◆あだちひろし氏の「天外魔境」企画書から考察する「デンドロギガス・メタモスの魔城」

※この記事は2017/08/22 に書いたものです。

あなたは「天外魔境」というゲームをご存じであろうか。 これは「デンドロギガス・メタモスの魔城」原作者、 あだちひろし氏が80年代当時に書いた「天外魔境」の企画書である。

幼少期から僕はレッドカンパニーの作るモノに興味があり、 「ネクロスの要塞」「天外魔境」の着眼点が好きだった。

当時、小学生だったけれど、天外魔境は宗教問題とかそういうものを扱っていたし、 内容も歴史的なものと近未来を融合したような手法がとられていた。

◆天外魔境のボツ企画書

天外魔境

たとえばこれだと、インド仏教をテーマにしていて、 そこにロボットなどが登場するという企画書になっている。

インド神話やヒンズー教などが元ネタとなるため主人公もブッダみたいである。

採用されればこれが天外魔境になっていたわけだけれど、 広井さんがNGだったためボツにして歌舞伎をテーマに変更されたそうだ。

こうした天外魔境の企画書は全部で14枚あるのだが、 資料から企画者の心情や開発者の苦労などを知ることができる。

◆自分が信じた正義が本物とは限らない

自分で調べて、 自分で考えて、 そして何を感じるかが重要である。 それは幼少期でも大人になっても同じだ。

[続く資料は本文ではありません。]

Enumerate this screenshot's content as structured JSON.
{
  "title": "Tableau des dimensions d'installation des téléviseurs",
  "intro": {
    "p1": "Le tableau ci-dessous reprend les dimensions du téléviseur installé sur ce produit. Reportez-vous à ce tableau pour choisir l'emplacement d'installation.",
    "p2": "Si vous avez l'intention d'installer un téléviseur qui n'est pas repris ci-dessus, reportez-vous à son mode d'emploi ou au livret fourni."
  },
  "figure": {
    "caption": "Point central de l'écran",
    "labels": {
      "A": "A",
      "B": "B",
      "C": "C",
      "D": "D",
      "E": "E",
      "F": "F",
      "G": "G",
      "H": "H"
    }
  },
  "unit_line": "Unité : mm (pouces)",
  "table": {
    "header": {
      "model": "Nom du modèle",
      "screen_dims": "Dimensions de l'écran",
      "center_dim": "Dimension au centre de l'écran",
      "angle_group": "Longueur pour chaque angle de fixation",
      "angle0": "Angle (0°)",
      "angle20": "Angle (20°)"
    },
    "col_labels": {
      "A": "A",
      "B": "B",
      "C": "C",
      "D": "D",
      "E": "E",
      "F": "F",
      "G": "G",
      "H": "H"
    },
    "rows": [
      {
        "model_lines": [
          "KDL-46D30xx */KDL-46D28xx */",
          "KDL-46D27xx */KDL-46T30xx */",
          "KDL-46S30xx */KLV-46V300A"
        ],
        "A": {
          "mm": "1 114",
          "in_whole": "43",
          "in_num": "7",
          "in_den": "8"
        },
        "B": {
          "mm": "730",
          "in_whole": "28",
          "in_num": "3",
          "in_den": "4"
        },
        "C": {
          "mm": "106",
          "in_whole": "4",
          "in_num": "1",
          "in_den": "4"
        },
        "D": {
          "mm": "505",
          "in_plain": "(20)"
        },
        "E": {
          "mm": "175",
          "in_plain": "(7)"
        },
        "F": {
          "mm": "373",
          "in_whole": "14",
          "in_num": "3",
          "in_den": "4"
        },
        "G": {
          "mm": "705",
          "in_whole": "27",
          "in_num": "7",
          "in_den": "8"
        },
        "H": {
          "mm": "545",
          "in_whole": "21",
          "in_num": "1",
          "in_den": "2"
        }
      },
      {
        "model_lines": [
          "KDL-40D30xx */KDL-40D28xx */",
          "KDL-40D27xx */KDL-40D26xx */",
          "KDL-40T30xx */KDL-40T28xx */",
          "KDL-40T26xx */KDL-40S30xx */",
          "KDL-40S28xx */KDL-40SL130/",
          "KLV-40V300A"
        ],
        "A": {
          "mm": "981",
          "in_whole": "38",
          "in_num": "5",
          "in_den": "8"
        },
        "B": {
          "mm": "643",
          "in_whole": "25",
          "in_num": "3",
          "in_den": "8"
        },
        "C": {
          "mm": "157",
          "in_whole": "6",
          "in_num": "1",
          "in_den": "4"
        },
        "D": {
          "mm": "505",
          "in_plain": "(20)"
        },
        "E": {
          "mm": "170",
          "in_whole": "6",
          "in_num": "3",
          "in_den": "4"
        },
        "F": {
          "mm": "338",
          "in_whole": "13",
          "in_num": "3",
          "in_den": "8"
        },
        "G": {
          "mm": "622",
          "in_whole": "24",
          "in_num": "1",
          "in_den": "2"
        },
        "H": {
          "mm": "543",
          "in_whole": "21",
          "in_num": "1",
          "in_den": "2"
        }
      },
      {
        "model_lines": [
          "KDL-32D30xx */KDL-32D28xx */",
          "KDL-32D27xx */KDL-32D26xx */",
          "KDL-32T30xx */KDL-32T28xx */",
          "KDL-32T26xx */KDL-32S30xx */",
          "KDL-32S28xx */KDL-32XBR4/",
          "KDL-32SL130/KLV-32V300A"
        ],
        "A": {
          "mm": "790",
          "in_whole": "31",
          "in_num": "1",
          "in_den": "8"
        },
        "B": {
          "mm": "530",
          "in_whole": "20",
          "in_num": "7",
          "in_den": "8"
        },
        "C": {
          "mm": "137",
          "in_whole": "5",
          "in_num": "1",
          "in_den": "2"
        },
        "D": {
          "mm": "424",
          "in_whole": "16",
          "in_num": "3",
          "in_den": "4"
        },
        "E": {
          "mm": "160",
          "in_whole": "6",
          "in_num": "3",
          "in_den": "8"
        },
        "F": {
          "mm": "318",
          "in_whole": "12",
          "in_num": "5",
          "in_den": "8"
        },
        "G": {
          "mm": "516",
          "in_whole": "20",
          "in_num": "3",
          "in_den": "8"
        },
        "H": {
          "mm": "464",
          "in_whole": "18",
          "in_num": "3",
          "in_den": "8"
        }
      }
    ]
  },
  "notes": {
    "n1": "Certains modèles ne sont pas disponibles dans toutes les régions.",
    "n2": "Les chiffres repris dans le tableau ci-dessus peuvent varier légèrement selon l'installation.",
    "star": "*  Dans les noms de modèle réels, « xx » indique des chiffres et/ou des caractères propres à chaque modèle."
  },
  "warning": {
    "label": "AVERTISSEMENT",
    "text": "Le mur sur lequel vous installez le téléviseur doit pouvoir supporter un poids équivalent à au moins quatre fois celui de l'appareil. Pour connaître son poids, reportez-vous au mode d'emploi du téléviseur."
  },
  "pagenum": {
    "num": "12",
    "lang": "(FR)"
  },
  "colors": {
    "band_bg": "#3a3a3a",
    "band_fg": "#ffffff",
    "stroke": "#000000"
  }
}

人に与えられた正義は真実とは限らないし、 自分が信じた正義が本物とは限らない。

だから調べる。そして自分の感性さえも疑い、根本的に見つめなおす作業が大切となる。

独りよがりで悦に浸るなんてことは、やらない。 追及して追及して良いものを築くことが作り手の使命だ。

作りながら考える。
やりながら進める。

そしてこの企画書が貴重であり、なおかつ子供心のインスピレーションの源になったのは事実だ。 こうした過程でさえも作品の一部なのである。

◆天外魔境の原型となる企画書

これが天外魔境の原型となる企画書である。 ここに書かれている、あだち氏の文章の一部を抜粋してみることにする。

『外国人が描く自来也は現代日本と日本人に対する批評、風刺となっているだろう。登場人物はジリジリとした欲望に 焼かれて走り回る。~中略~下剋上とも重なる。エネルギッシュなドタバタ喜劇。ここには正義とか悪とかはない。 皆が皆んな道化師なのだ…というような気分で歌を作ってみた。』

で、自来也の歌詞が書かれているのだけれど、

「デンドロギガス・メタモスの魔城」も主人公は敵キャラである「道化師メタモス」で、 混沌の玉を割ってしまったことで、欲望の化身として生まれ変わるというのが一章のオチとなる。

またデンドロギガスの世界観を知るためには、各キャラクターが歌う歌詞を並べてみないと把握できなくて、 歌詞を構成しなおしてみると、ギリシア哲学のピタゴラスを元ネタとしてた物語が書かれている。(数学を宗教としていた)

企画というものは部分部分では独立していて気が付かないが、 全体を大きくしてみると全てにつながりが見られるとは広井王子氏の言葉だが、

確かに、こうして過去の資料を紐解きつつ、今の企画を見直すとつながりは見られる。

デンギガはZineenブランドにおいて初の版権物なわけだが、 リメイクするにあたり、あだちひろし氏の心理を知る必要があると思い、 こうして考察記事を書くことにした。

前も言ったが扉を開けば、新たな着眼点で作品を見ることができるはずだ。